The Clean Water Act gives the federal government the authority to regulate the navigable waters of the United States. But House and Senate legislation to support reported Obama administration desire for expanding the act’s definition of waters regulated to all waters, including those on private property, were previously introduced.
An amendment to the House Energy and Water Appropriations bill was offered by Reps. Jim Moran (D-Va.) and John Dingell (D-Mich.) that would have allowed implementation of new Corps’ guidance language, “which would have clarified the use of the Clean Water Act in certain situations, including how it would be administered in cases impacting small headwater streams and important wetlands,” claimed the Trout Unlimited organization in a news release.

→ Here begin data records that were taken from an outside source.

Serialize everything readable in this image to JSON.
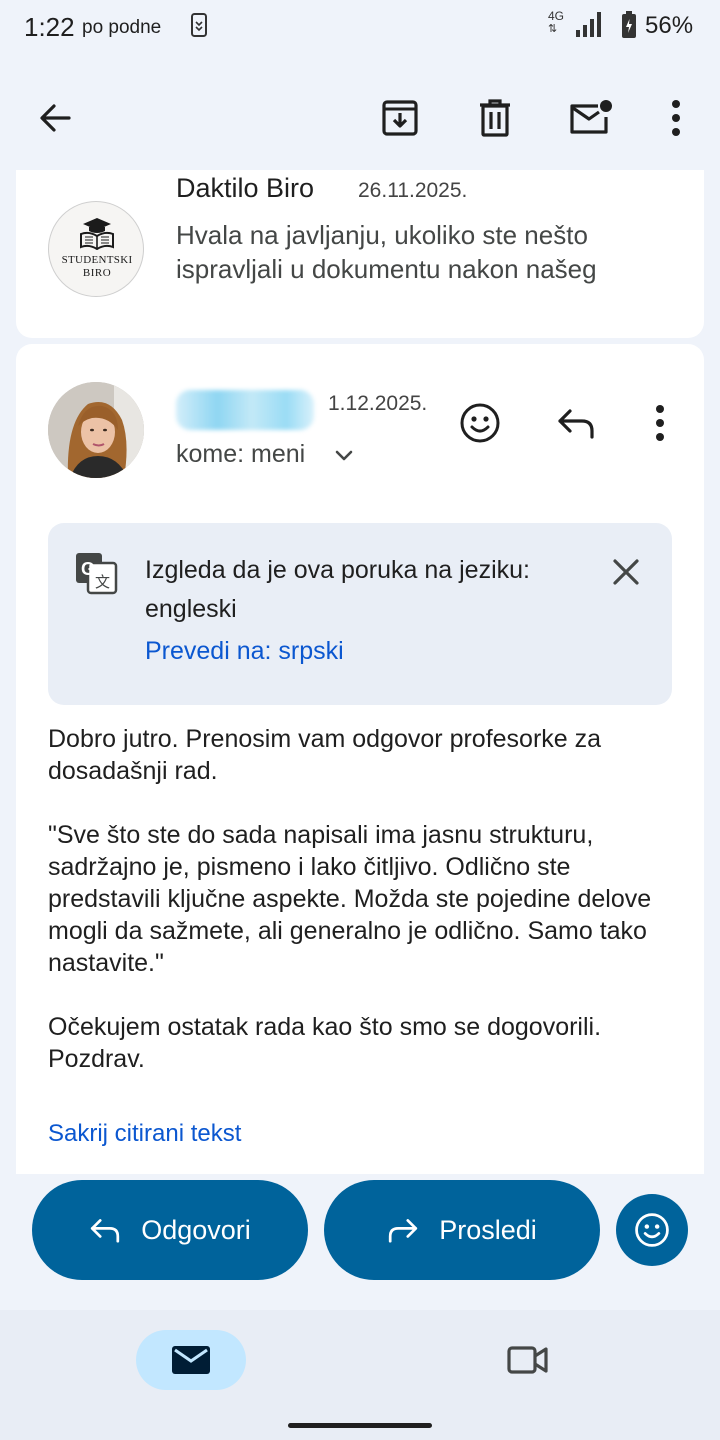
{
  "status_bar": {
    "time": "1:22",
    "ampm": "po podne",
    "network": "4G",
    "battery": "56%"
  },
  "toolbar": {
    "back_icon": "arrow-back-icon",
    "archive_icon": "archive-icon",
    "delete_icon": "trash-icon",
    "unread_icon": "mark-unread-icon",
    "more_icon": "more-vert-icon"
  },
  "previous_message": {
    "logo_text_top": "STUDENTSKI",
    "logo_text_bottom": "BIRO",
    "sender": "Daktilo Biro",
    "date": "26.11.2025.",
    "snippet": "Hvala na javljanju, ukoliko ste nešto ispravljali u dokumentu nakon našeg"
  },
  "current_message": {
    "date": "1.12.2025.",
    "to_line": "kome: meni",
    "translate": {
      "text": "Izgleda da je ova poruka na jeziku: engleski",
      "link": "Prevedi na: srpski"
    },
    "body": {
      "p1": "Dobro jutro. Prenosim vam odgovor profesorke za dosadašnji rad.",
      "p2": "\"Sve što ste do sada napisali ima jasnu strukturu, sadržajno je, pismeno i lako čitljivo. Odlično ste predstavili ključne aspekte. Možda ste pojedine delove mogli da sažmete, ali generalno je odlično. Samo tako nastavite.\"",
      "p3": "Očekujem ostatak rada kao što smo se dogovorili. Pozdrav."
    },
    "hide_quoted": "Sakrij citirani tekst"
  },
  "actions": {
    "reply": "Odgovori",
    "forward": "Prosledi"
  },
  "colors": {
    "primary": "#00639b",
    "link": "#0b57d0",
    "background": "#eff3fa",
    "nav_active": "#c2e7ff"
  }
}
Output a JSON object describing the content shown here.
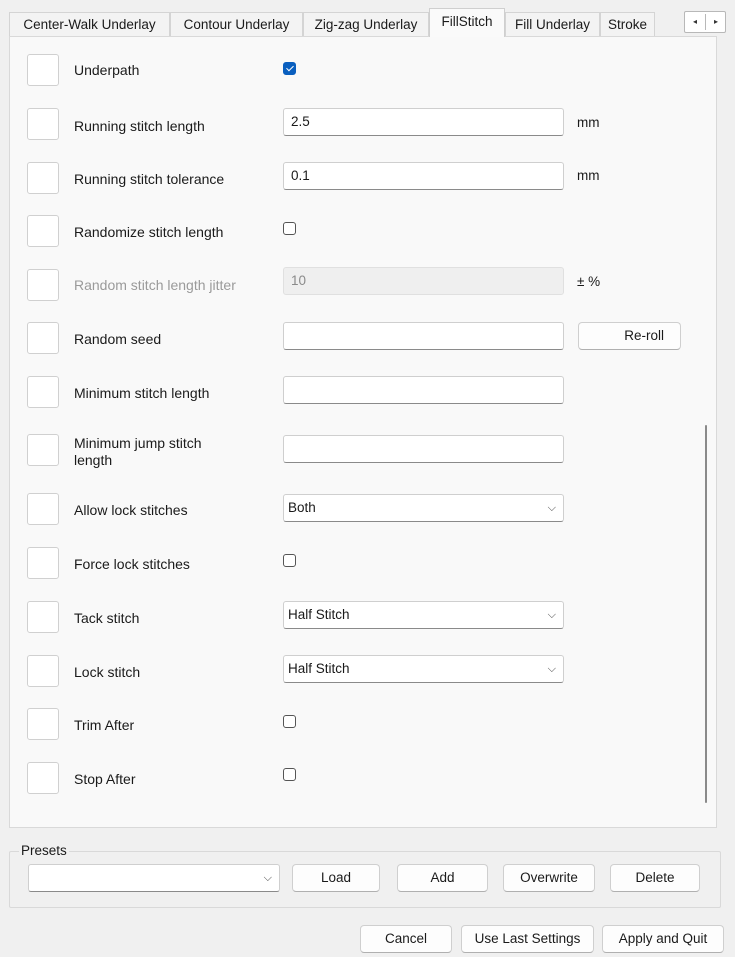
{
  "tabs": [
    {
      "label": "Center-Walk Underlay",
      "active": false
    },
    {
      "label": "Contour Underlay",
      "active": false
    },
    {
      "label": "Zig-zag Underlay",
      "active": false
    },
    {
      "label": "FillStitch",
      "active": true
    },
    {
      "label": "Fill Underlay",
      "active": false
    },
    {
      "label": "Stroke",
      "active": false
    }
  ],
  "tab_scroll": {
    "left": "◂",
    "right": "▸"
  },
  "params": {
    "underpath": {
      "label": "Underpath",
      "checked": true
    },
    "running_stitch_length": {
      "label": "Running stitch length",
      "value": "2.5",
      "unit": "mm"
    },
    "running_stitch_tolerance": {
      "label": "Running stitch tolerance",
      "value": "0.1",
      "unit": "mm"
    },
    "randomize_stitch_length": {
      "label": "Randomize stitch length",
      "checked": false
    },
    "random_stitch_length_jitter": {
      "label": "Random stitch length jitter",
      "value": "10",
      "unit": "± %",
      "disabled": true
    },
    "random_seed": {
      "label": "Random seed",
      "value": "",
      "button": "Re-roll"
    },
    "minimum_stitch_length": {
      "label": "Minimum stitch length",
      "value": ""
    },
    "minimum_jump_stitch_length": {
      "label_line1": "Minimum jump stitch",
      "label_line2": "length",
      "value": ""
    },
    "allow_lock_stitches": {
      "label": "Allow lock stitches",
      "value": "Both"
    },
    "force_lock_stitches": {
      "label": "Force lock stitches",
      "checked": false
    },
    "tack_stitch": {
      "label": "Tack stitch",
      "value": "Half Stitch"
    },
    "lock_stitch": {
      "label": "Lock stitch",
      "value": "Half Stitch"
    },
    "trim_after": {
      "label": "Trim After",
      "checked": false
    },
    "stop_after": {
      "label": "Stop After",
      "checked": false
    }
  },
  "presets": {
    "title": "Presets",
    "selected": "",
    "load": "Load",
    "add": "Add",
    "overwrite": "Overwrite",
    "delete": "Delete"
  },
  "footer": {
    "cancel": "Cancel",
    "use_last": "Use Last Settings",
    "apply_quit": "Apply and Quit"
  },
  "icons": {
    "chevron": "⌵",
    "combo_chevron": "chevron-down-icon"
  },
  "colors": {
    "accent": "#0a5fbf",
    "panel": "#f9f9f9",
    "window": "#f0f0f0"
  }
}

Voting against the language in the bill made sure the Administration doesn’t assert federal jurisdiction over “every last drop of water, intruding on individual/property rights, by regulating prairie potholes, drainage ditches, rain gutters, and the like,” contended Rep. Denny Rehberg (R-Mont.).
Trout Unlimited tried to twist defeat of expanding the Clean Water Act regulation as being against wildlife habitat, fishermen and hunters. Almost all rural landowners are hunters and/or fishermen, and it isn’t logical that these members of Trout Unlimited would support statements about the bill amendment defeat.
Steve Moyer, Trout Unlimited’s vice president of government affairs, said, “The Clean Water Act is one of the most important conservation tools available to help protect the health of our rivers and streams and the fish and game that depend on healthy watersheds. Without the practical, science-based guidance direction from the Corps of Engineers to on-the-ground practitioners, it’s much more difficult to ensure our clean water and healthy habitat stays that way.
“There’s a direct connection between clean water and our opportunity to hunt and fish—our fish and game need clean water above all else…You can’t have fishable waters if substantial numbers of wetlands and headwater streams go unprotected by the Clean Water Act.”
Trout Unlimited provided no examples of waters becoming polluted because the Clean Water Act reach in recent years hasn’t been expanded to that of private property.
The Agricultural Retailers Association membership has keen interest, along with others in the agricultural community, to keep the Corp of Engineers and federal regulatory authorities from moving forward unilaterally to reverse decisions by the U.S. Supreme Court that has previously limited provisions of the Clean Water Act.